Climate: The game is played outside using large chess pieces.
Clan: A minimum of five players per team.
Clock: A time limit will be determined before every competition.
Calmness: No communication (verbal or non-verbal) will be allowed among team members, opponents or spectators.
The general chess format will be as follows:
- Two teams with a minimum of five players compete. One reserve per team will be allowed.
- The time limit per team will be determined before every competition.

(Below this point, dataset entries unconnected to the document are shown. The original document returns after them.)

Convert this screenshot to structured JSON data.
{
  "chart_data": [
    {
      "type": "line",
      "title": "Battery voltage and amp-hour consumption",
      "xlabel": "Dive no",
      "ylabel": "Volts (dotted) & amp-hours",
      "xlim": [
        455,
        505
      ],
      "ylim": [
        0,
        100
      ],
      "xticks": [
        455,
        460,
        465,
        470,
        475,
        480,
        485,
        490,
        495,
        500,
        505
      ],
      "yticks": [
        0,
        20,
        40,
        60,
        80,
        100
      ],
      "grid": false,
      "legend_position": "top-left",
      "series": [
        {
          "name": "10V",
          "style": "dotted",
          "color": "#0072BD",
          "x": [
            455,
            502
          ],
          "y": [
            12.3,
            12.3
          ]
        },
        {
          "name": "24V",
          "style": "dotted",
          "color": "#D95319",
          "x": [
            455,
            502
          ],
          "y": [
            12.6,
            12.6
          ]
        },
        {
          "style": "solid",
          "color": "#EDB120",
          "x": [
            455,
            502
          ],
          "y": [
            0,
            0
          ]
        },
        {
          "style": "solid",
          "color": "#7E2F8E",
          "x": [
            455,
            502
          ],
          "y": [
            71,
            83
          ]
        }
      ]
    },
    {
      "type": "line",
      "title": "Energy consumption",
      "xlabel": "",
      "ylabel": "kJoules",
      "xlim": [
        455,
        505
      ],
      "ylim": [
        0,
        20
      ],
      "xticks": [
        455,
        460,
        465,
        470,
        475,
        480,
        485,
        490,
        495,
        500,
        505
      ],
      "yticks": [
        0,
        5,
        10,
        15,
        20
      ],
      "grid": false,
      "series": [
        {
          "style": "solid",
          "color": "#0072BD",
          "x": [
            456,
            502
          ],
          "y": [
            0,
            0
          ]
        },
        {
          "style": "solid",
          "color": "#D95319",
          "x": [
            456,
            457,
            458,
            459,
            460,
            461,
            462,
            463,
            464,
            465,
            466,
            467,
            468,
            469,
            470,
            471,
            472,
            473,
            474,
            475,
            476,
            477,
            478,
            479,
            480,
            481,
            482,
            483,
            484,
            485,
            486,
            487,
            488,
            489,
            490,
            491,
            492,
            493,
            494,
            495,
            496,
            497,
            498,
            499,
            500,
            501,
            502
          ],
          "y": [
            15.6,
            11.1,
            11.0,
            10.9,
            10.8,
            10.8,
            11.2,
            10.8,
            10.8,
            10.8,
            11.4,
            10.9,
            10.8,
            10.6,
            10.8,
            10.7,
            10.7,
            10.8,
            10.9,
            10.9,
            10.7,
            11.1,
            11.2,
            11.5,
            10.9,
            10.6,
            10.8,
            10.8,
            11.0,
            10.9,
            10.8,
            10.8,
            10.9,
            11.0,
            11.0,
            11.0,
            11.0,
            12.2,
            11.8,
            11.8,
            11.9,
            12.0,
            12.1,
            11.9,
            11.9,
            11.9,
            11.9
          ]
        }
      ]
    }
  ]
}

A comfortable time limit is 20 minutes a side.
- The team members stand behind one another in such a manner that everyone is able to see the chessboard.
- The front player of the team playing white moves the first chess piece, presses the chess clock and stands in the queue.
- The front player of the opponents (black pieces) moves next, presses the clock and stands in the queue.
- The second, third, fourth and fifth players follow the pattern.
With every game official arbiters will be appointed to supervise the following:
- Correct moves according to FIDE chess rules.
- No verbal or non-verbal communication.
- Touching a piece without moving the piece is against the rules.
- General discipline to be maintained.
- Winner and loser are officially announced after each game.
Results to be officially recorded in order to ensure fair further play-offs in the championship or plate competition.